Where does FQDN come from when not set explicitly

hostname

When there is no FQDN explicitly specified on an Ubuntu server:

$ cat /etc/hostname
banana

$ cat /etc/hosts
127.0.0.1 localhost banana

Then where does mydomain.com come from?

$ hostname -A
banana.mydomain.com

Does this have anything to do with DNS records? (They seem to have been set to Google DNS on my virtual host.)

$ cat /etc/resolv.conf
nameserver 8.8.8.8
nameserver 8.8.4.4

DNS records say as follows:

$ nslookup myip
myip.in-addr.arpa name = banana.mydomain.com

Does this mean that hostname -A falls back to DNS records?

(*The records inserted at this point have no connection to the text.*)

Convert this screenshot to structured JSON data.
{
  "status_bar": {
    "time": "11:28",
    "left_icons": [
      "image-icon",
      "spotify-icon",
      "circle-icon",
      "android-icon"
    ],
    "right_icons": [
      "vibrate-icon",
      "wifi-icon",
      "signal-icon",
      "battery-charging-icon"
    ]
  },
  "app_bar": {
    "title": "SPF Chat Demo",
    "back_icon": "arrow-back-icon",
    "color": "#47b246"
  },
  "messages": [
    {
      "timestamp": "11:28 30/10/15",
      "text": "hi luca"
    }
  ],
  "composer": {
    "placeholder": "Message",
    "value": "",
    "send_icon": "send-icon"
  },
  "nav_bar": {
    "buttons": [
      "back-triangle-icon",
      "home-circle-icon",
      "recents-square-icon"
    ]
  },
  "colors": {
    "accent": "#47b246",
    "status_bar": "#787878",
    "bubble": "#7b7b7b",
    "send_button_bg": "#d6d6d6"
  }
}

I have dozens of hostnames associated with the server IP address through DNS. How do I decide which of the many hostnames is used as the "official" or "primary" hostname?

Best Answer

The FQDN is something you don't set on the machine itself, it's the DNS resolvable name of your machine. To be precise, it is the host name returned by the getaddrinfo system call.

From the hostname manpage:

The FQDN of the system is the name that the resolver(3) returns for the host name.

The resolver is a set of functions, that query the hostname over domain name systems, according to configurations made in the files /etc/resolv.conf and /etc/nsswitch.conf or /etc/host.conf.

The former defines name servers to query for DNS lookups (in your case the Google DNS servers). The latter defines the order in which name queries should be performed. It depends on the resolver library version which of the latter two is used.